Ils utiliseront les moyens dont ils disposent, n’ayant pas toujours les mots
pour dire la pensée qu’il leur viendra plus tard, quant ils seront dégagés du
système, et qu’ils pourront en pousser l’analyse critique.
Donc ils
mettront le bordel, s’excluront, raidiront d’autant les protagonistes qu’ils
croiseront, tous d’accord pour dire que ce sont des bons à rien.
Bien des
administrations ont évolué. Droit des patients, des victimes, et même des
opprimés. Les vexations et les situations de confort liés à l’autorité ont été
battu en brèche dans bien des domaines. Dans l’éducation nationale, on peut se
réjouir de la disparition des atteintes corporelles. Mais les parole de dédain
et de mépris, qu’ont pourrait qualifier de faute professionnelle dans le
secteur de la psychiatrie où je travaille, mais aussi dans n’importe quel autre
métier, sont toujours présentes :
« Vous
êtes des nuls, des cancres.
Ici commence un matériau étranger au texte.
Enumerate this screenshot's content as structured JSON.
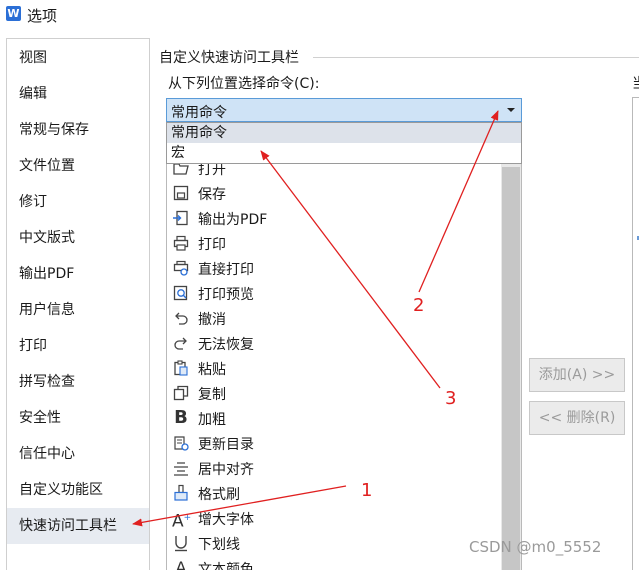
{
  "window": {
    "title": "选项",
    "app_icon_letter": "W"
  },
  "sidebar": {
    "items": [
      {
        "label": "视图"
      },
      {
        "label": "编辑"
      },
      {
        "label": "常规与保存"
      },
      {
        "label": "文件位置"
      },
      {
        "label": "修订"
      },
      {
        "label": "中文版式"
      },
      {
        "label": "输出PDF"
      },
      {
        "label": "用户信息"
      },
      {
        "label": "打印"
      },
      {
        "label": "拼写检查"
      },
      {
        "label": "安全性"
      },
      {
        "label": "信任中心"
      },
      {
        "label": "自定义功能区"
      },
      {
        "label": "快速访问工具栏",
        "active": true
      }
    ]
  },
  "main": {
    "section_title": "自定义快速访问工具栏",
    "choose_label": "从下列位置选择命令(C):",
    "combo_value": "常用命令",
    "dropdown_options": [
      "常用命令",
      "宏"
    ],
    "commands": [
      {
        "label": "打开",
        "icon": "folder-open-icon"
      },
      {
        "label": "保存",
        "icon": "save-icon"
      },
      {
        "label": "输出为PDF",
        "icon": "export-pdf-icon"
      },
      {
        "label": "打印",
        "icon": "print-icon"
      },
      {
        "label": "直接打印",
        "icon": "direct-print-icon"
      },
      {
        "label": "打印预览",
        "icon": "print-preview-icon"
      },
      {
        "label": "撤消",
        "icon": "undo-icon"
      },
      {
        "label": "无法恢复",
        "icon": "redo-icon"
      },
      {
        "label": "粘贴",
        "icon": "paste-icon"
      },
      {
        "label": "复制",
        "icon": "copy-icon"
      },
      {
        "label": "加粗",
        "icon": "bold-icon"
      },
      {
        "label": "更新目录",
        "icon": "update-toc-icon"
      },
      {
        "label": "居中对齐",
        "icon": "align-center-icon"
      },
      {
        "label": "格式刷",
        "icon": "format-painter-icon"
      },
      {
        "label": "增大字体",
        "icon": "increase-font-icon"
      },
      {
        "label": "下划线",
        "icon": "underline-icon"
      },
      {
        "label": "文本颜色",
        "icon": "text-color-icon"
      }
    ],
    "add_button": "添加(A) >>",
    "remove_button": "<< 删除(R)",
    "right_label": "当"
  },
  "annotations": [
    {
      "label": "1",
      "color": "#e02020"
    },
    {
      "label": "2",
      "color": "#e02020"
    },
    {
      "label": "3",
      "color": "#e02020"
    }
  ],
  "watermark": "CSDN @m0_5552"
}
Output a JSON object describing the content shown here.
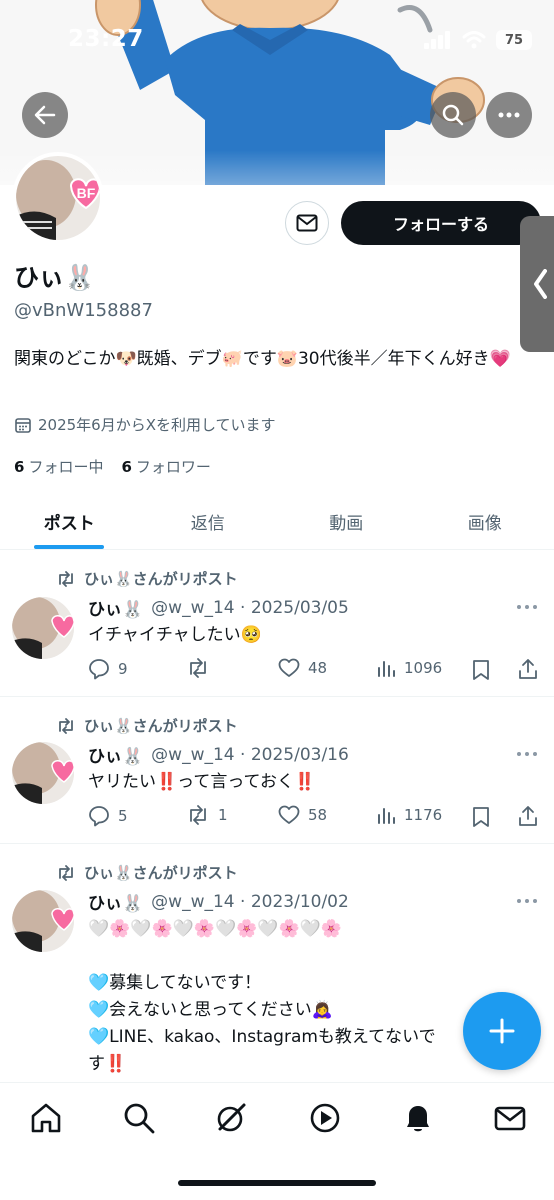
{
  "status_bar": {
    "time": "23:27",
    "battery": "75"
  },
  "profile": {
    "display_name": "ひぃ🐰",
    "handle": "@vBnW158887",
    "bio": "関東のどこか🐶既婚、デブ🐖です🐷30代後半／年下くん好き💗",
    "joined": "2025年6月からXを利用しています",
    "following_count": "6",
    "following_label": "フォロー中",
    "followers_count": "6",
    "followers_label": "フォロワー",
    "follow_button": "フォローする",
    "avatar_badge": "BF"
  },
  "tabs": [
    {
      "label": "ポスト",
      "active": true
    },
    {
      "label": "返信",
      "active": false
    },
    {
      "label": "動画",
      "active": false
    },
    {
      "label": "画像",
      "active": false
    }
  ],
  "posts": [
    {
      "repost_label": "ひぃ🐰さんがリポスト",
      "name": "ひぃ🐰",
      "handle_date": "@w_w_14 · 2025/03/05",
      "text": "イチャイチャしたい🥺",
      "replies": "9",
      "reposts": "",
      "likes": "48",
      "views": "1096"
    },
    {
      "repost_label": "ひぃ🐰さんがリポスト",
      "name": "ひぃ🐰",
      "handle_date": "@w_w_14 · 2025/03/16",
      "text": "ヤリたい‼️って言っておく‼️",
      "replies": "5",
      "reposts": "1",
      "likes": "58",
      "views": "1176"
    },
    {
      "repost_label": "ひぃ🐰さんがリポスト",
      "name": "ひぃ🐰",
      "handle_date": "@w_w_14 · 2023/10/02",
      "text": "🤍🌸🤍🌸🤍🌸🤍🌸🤍🌸🤍🌸\n\n🩵募集してないです！\n🩵会えないと思ってください🙇‍♀️\n🩵LINE、kakao、Instagramも教えてないです‼️"
    }
  ],
  "colors": {
    "accent": "#1d9bf0",
    "text": "#0f1419",
    "muted": "#536471",
    "banner_shirt": "#2a78c6"
  },
  "icons": {
    "back": "arrow-left-icon",
    "search": "search-icon",
    "more": "more-icon",
    "message": "mail-icon",
    "compose": "plus-icon",
    "nav": [
      "home-icon",
      "search-icon",
      "grok-icon",
      "video-icon",
      "bell-icon",
      "mail-icon"
    ]
  }
}
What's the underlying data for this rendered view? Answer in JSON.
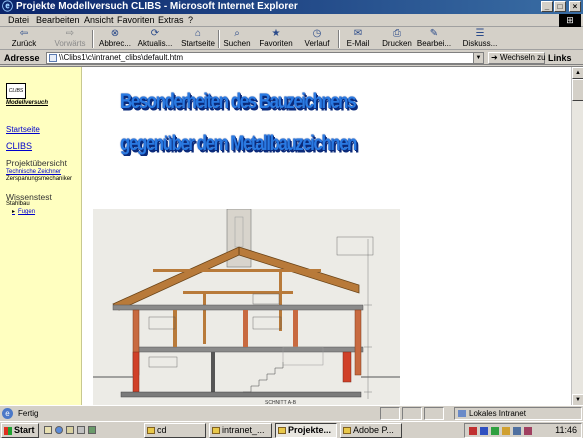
{
  "window": {
    "title": "Projekte Modellversuch CLIBS - Microsoft Internet Explorer",
    "controls": [
      "_",
      "□",
      "×"
    ]
  },
  "menu": {
    "items": [
      "Datei",
      "Bearbeiten",
      "Ansicht",
      "Favoriten",
      "Extras",
      "?"
    ]
  },
  "toolbar": {
    "buttons": [
      {
        "label": "Zurück",
        "icon": "back-arrow-icon",
        "glyph": "⇦",
        "enabled": true
      },
      {
        "label": "Vorwärts",
        "icon": "forward-arrow-icon",
        "glyph": "⇨",
        "enabled": false
      },
      {
        "label": "Abbrec...",
        "icon": "stop-icon",
        "glyph": "⊗",
        "enabled": true
      },
      {
        "label": "Aktualis...",
        "icon": "refresh-icon",
        "glyph": "⟳",
        "enabled": true
      },
      {
        "label": "Startseite",
        "icon": "home-icon",
        "glyph": "⌂",
        "enabled": true
      },
      {
        "label": "Suchen",
        "icon": "search-icon",
        "glyph": "⌕",
        "enabled": true
      },
      {
        "label": "Favoriten",
        "icon": "favorites-icon",
        "glyph": "★",
        "enabled": true
      },
      {
        "label": "Verlauf",
        "icon": "history-icon",
        "glyph": "◷",
        "enabled": true
      },
      {
        "label": "E-Mail",
        "icon": "mail-icon",
        "glyph": "✉",
        "enabled": true
      },
      {
        "label": "Drucken",
        "icon": "print-icon",
        "glyph": "⎙",
        "enabled": true
      },
      {
        "label": "Bearbei...",
        "icon": "edit-icon",
        "glyph": "✎",
        "enabled": true
      },
      {
        "label": "Diskuss...",
        "icon": "discuss-icon",
        "glyph": "☰",
        "enabled": true
      }
    ]
  },
  "address": {
    "label": "Adresse",
    "value": "\\\\Clibs1\\c\\intranet_clibs\\default.htm",
    "go_label": "Wechseln zu",
    "links_label": "Links"
  },
  "sidebar": {
    "logo_mark": "CLIBS",
    "logo_text": "Modellversuch",
    "startseite": "Startseite",
    "clibs": "CLIBS",
    "projekt_heading": "Projektübersicht",
    "projekt_sub1": "Technische Zeichner",
    "projekt_sub2": "Zerspanungsmechaniker",
    "wissenstest_heading": "Wissenstest",
    "wissenstest_sub": "Stahlbau",
    "fugen": "Fugen"
  },
  "main": {
    "heading_line1": "Besonderheiten des Bauzeichnens",
    "heading_line2": "gegenüber dem Metallbauzeichnen",
    "drawing_caption": "SCHNITT A-B"
  },
  "status": {
    "text": "Fertig",
    "zone": "Lokales Intranet"
  },
  "taskbar": {
    "start": "Start",
    "tasks": [
      {
        "label": "cd",
        "active": false
      },
      {
        "label": "intranet_...",
        "active": false
      },
      {
        "label": "Projekte...",
        "active": true
      },
      {
        "label": "Adobe P...",
        "active": false
      }
    ],
    "clock": "11:46"
  }
}
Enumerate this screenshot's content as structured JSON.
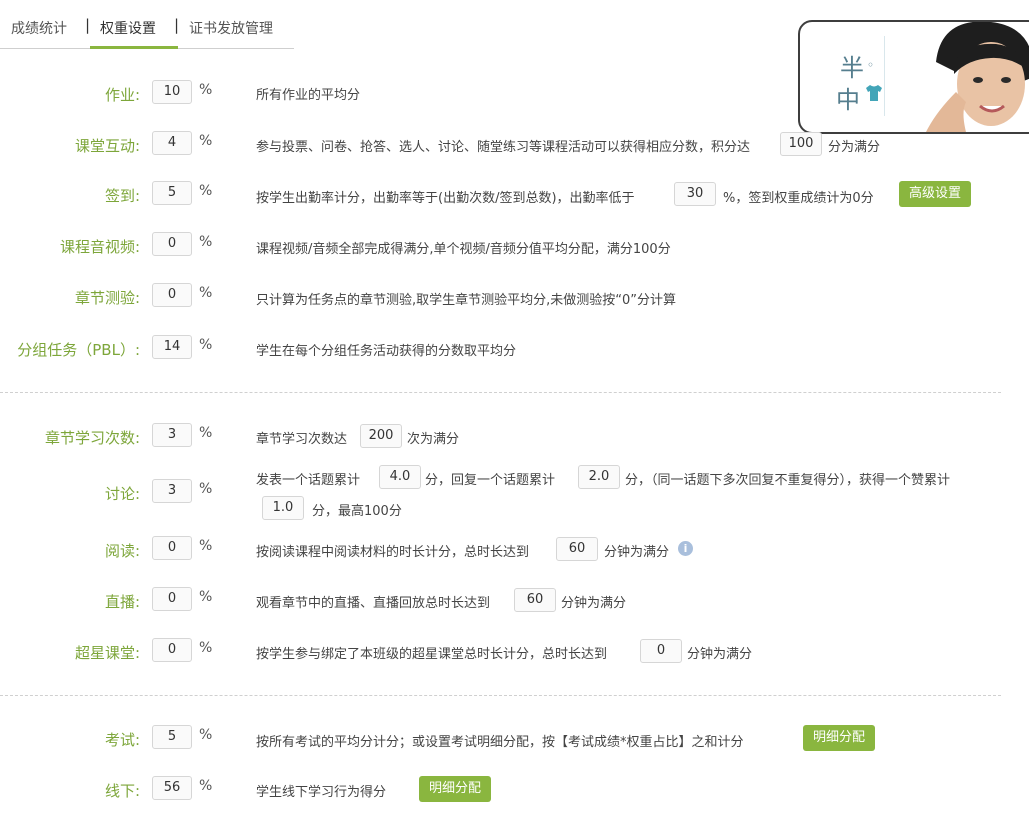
{
  "tabs": [
    {
      "label": "成绩统计",
      "active": false
    },
    {
      "label": "权重设置",
      "active": true
    },
    {
      "label": "证书发放管理",
      "active": false
    }
  ],
  "tab_separator": "|",
  "accent_color": "#8ab63f",
  "label_color": "#7da63a",
  "avatar_card": {
    "logo_text_top": "半",
    "logo_text_bottom": "中",
    "icon": "t-shirt-icon"
  },
  "percent_sign": "%",
  "rows": {
    "homework": {
      "label": "作业:",
      "value": "10",
      "desc": "所有作业的平均分"
    },
    "interaction": {
      "label": "课堂互动:",
      "value": "4",
      "desc_a": "参与投票、问卷、抢答、选人、讨论、随堂练习等课程活动可以获得相应分数，积分达",
      "score": "100",
      "desc_b": "分为满分"
    },
    "signin": {
      "label": "签到:",
      "value": "5",
      "desc_a": "按学生出勤率计分，出勤率等于(出勤次数/签到总数)，出勤率低于",
      "threshold": "30",
      "desc_b": "%，签到权重成绩计为0分",
      "button": "高级设置"
    },
    "video": {
      "label": "课程音视频:",
      "value": "0",
      "desc": "课程视频/音频全部完成得满分,单个视频/音频分值平均分配，满分100分"
    },
    "chapter_quiz": {
      "label": "章节测验:",
      "value": "0",
      "desc": "只计算为任务点的章节测验,取学生章节测验平均分,未做测验按“0”分计算"
    },
    "pbl": {
      "label": "分组任务（PBL）:",
      "value": "14",
      "desc": "学生在每个分组任务活动获得的分数取平均分"
    },
    "chapter_study": {
      "label": "章节学习次数:",
      "value": "3",
      "desc_a": "章节学习次数达",
      "times": "200",
      "desc_b": "次为满分"
    },
    "discussion": {
      "label": "讨论:",
      "value": "3",
      "desc_a": "发表一个话题累计",
      "topic_score": "4.0",
      "desc_b": "分，回复一个话题累计",
      "reply_score": "2.0",
      "desc_c": "分，（同一话题下多次回复不重复得分），获得一个赞累计",
      "like_score": "1.0",
      "desc_d": "分，最高100分"
    },
    "reading": {
      "label": "阅读:",
      "value": "0",
      "desc_a": "按阅读课程中阅读材料的时长计分，总时长达到",
      "minutes": "60",
      "desc_b": "分钟为满分"
    },
    "live": {
      "label": "直播:",
      "value": "0",
      "desc_a": "观看章节中的直播、直播回放总时长达到",
      "minutes": "60",
      "desc_b": "分钟为满分"
    },
    "superstar": {
      "label": "超星课堂:",
      "value": "0",
      "desc_a": "按学生参与绑定了本班级的超星课堂总时长计分，总时长达到",
      "minutes": "0",
      "desc_b": "分钟为满分"
    },
    "exam": {
      "label": "考试:",
      "value": "5",
      "desc": "按所有考试的平均分计分；或设置考试明细分配，按【考试成绩*权重占比】之和计分",
      "button": "明细分配"
    },
    "offline": {
      "label": "线下:",
      "value": "56",
      "desc": "学生线下学习行为得分",
      "button": "明细分配"
    }
  }
}
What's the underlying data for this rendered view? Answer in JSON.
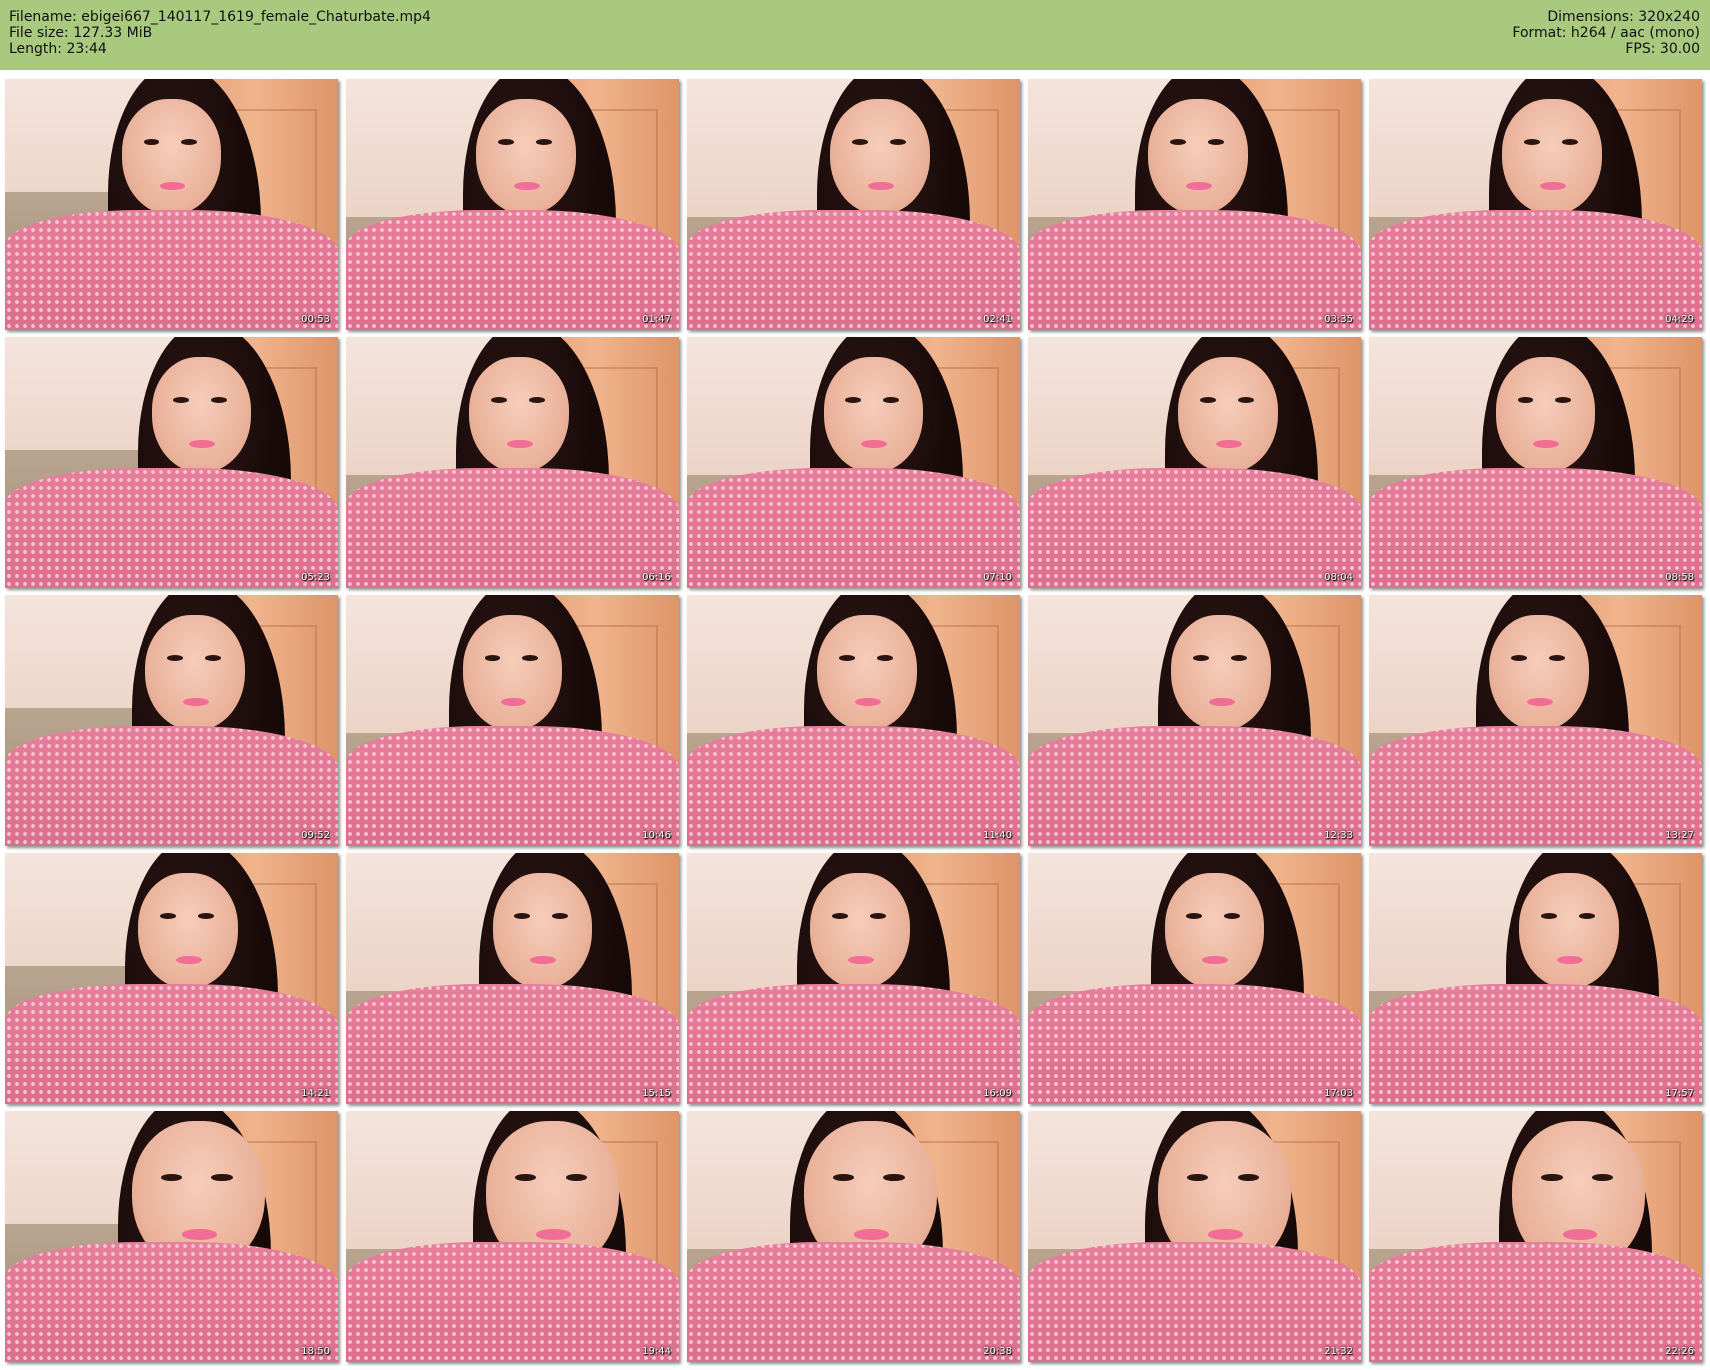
{
  "header": {
    "filename_label": "Filename: ebigei667_140117_1619_female_Chaturbate.mp4",
    "filesize_label": "File size: 127.33 MiB",
    "length_label": "Length: 23:44",
    "dimensions_label": "Dimensions: 320x240",
    "format_label": "Format: h264 / aac (mono)",
    "fps_label": "FPS: 30.00",
    "background_color": "#a9c97f"
  },
  "thumbnails": [
    {
      "time": "00:53"
    },
    {
      "time": "01:47"
    },
    {
      "time": "02:41"
    },
    {
      "time": "03:35"
    },
    {
      "time": "04:29"
    },
    {
      "time": "05:23"
    },
    {
      "time": "06:16"
    },
    {
      "time": "07:10"
    },
    {
      "time": "08:04"
    },
    {
      "time": "08:58"
    },
    {
      "time": "09:52"
    },
    {
      "time": "10:46"
    },
    {
      "time": "11:40"
    },
    {
      "time": "12:33"
    },
    {
      "time": "13:27"
    },
    {
      "time": "14:21"
    },
    {
      "time": "15:15"
    },
    {
      "time": "16:09"
    },
    {
      "time": "17:03"
    },
    {
      "time": "17:57"
    },
    {
      "time": "18:50"
    },
    {
      "time": "19:44"
    },
    {
      "time": "20:38"
    },
    {
      "time": "21:32"
    },
    {
      "time": "22:26"
    }
  ]
}
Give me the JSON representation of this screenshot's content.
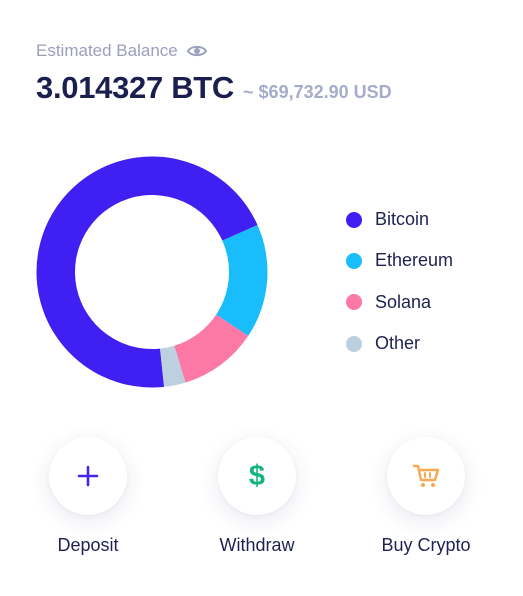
{
  "balance": {
    "label": "Estimated Balance",
    "amount": "3.014327 BTC",
    "fiat": "~ $69,732.90 USD",
    "visibility_icon": "eye-icon"
  },
  "portfolio": {
    "legend": [
      {
        "label": "Bitcoin",
        "color": "#3f1ff2"
      },
      {
        "label": "Ethereum",
        "color": "#19bdfb"
      },
      {
        "label": "Solana",
        "color": "#fb79a4"
      },
      {
        "label": "Other",
        "color": "#bcd0e0"
      }
    ],
    "allocation_percent": [
      70,
      16,
      11,
      3
    ]
  },
  "actions": [
    {
      "label": "Deposit",
      "icon": "plus-icon",
      "color": "#4527e8"
    },
    {
      "label": "Withdraw",
      "icon": "dollar-icon",
      "color": "#14b57b",
      "glyph": "$"
    },
    {
      "label": "Buy Crypto",
      "icon": "cart-icon",
      "color": "#f9a84f"
    }
  ]
}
Je n’ai jamais vu de classe comme la votre. Vous
n’aurez jamais votre bac ! Votre devoir est un torchon… »
J’ai
entendu ce genre de choses. Car on m’avait qualifié de mauvais élève, et mis au
fond de la classe, certains que je n’avais pas d’avenir. Le plus stupéfiant,
c’est que mes enfants ont entendu les mêmes choses, à presque quarante années
d’écart. Paroles banales de profs, assassinent. Qu’on ne me dise pas que ce
sont des dérapages infimes, ne concernant que quelques exceptions. ( interrogez
vos enfants) Je reconnais d’ailleurs autant qu’il y a des profs superbes, des
résilients qui modifient la trajectoire de gamins cabossés. Mais eux aussi
auront eu à souffrir de ce mal qui vient de très loin, au travers de ces
enfants perturbés dont il auront à s’occuper.
Le carnet
scolaire. Comment peut-on accepter de cerner les aptitudes de gamins dés la
maternelle. Seront déterminés dés le plus jeune âge les capacités à être un
géni, ou à devenir un cancre. On connaît les travaux qui ont prouvé
l’importance vitale du regard sur un enfant sur son devenir. Mais on semble
totalement s’en foutre. Il y aurait simplement des gamins doués, et d’autres
non. Avec lesquels il conviendrait d’observer mépris, désintérêt, et de mettre
en place des stratégies de mise à l’écart.
L’éducation
nationale est peuplée majoritairement de gens de gauche, capable de refaire le
monde, excepté leur discipline, dont il connaisse parfaitement les règles, s’en
servant pour leur propre compte et celui de leurs enfants.
J’en entend
qui caricaturent déjà mes propos, qui en rigolent. C’est normal, c’est un
mécanisme de défense pour les gens qui refusent de se remettrent en
question. Ils veulent de la discipline,
des gamins au garde à vous. Des enfants désemparés, malgré leur air crâne, qui
ont très vite compris la règle du jeu. S’ils portent d’autant plus l’exclusion
d’une façon fatale et brouillonne,
c’est qu’il pensent qu’ils ne s’en sortiront pas. La dramatisation
entretenue autour des diplômes fait que ceux qui se sentent larguer perdent
tout à fait pied, rapidement, et ne tentent même plus de surnager. On enfonce
leur incompétence à coups de zéro. ( voir parfois de moins 5, moins 10…)
Autrefois,
la société, malgré sa dureté de façade donnait une place à toute le monde, et
entretenait de ce fait une espérance de réussite, qui même si elle n’était pas
tout à fait égalitaire, oeuvrait au moins en ce sens. Des cancres ( François
Truffaut par exemple) s’en sortait, par le simple jeu de la débrouillardise, de
la volonté, de la chance et de l’émulation.
Bac plus
deux, bac plus trois, plus sept ou huit. On n’en finit plus de compter les
chiffres, de se ravir de société qui dégage son élite en privilégiant seulement
l’école, et les déterminismes d’apprentissage à la française.
J’ai
entendu dernièrement à la radio un jeune slameur revendiquer sa langue tribale,
terriblement pauvre, car le Français n’était pas sa langue, mais celle des
bourgeois. Celle d’un autre monde, appartenant à des étrangers auxquels il
voulait se démarquer.
La seule façon qu’on aurait de
sauver les meubles, maintenant, serait de montrer que ce système n’est pas là
que pour desservir le plus riches, les biens nés, ceux qui ont hâte de gagner
l’élite des grandes écoles. Mais de montrer que le système bénéficie avant tout
aux plus démunis, à ceux qui ont besoin d’être aidé.
Et que l’apprentissage du
Français, et de ses règles de langage, était là pour les servir.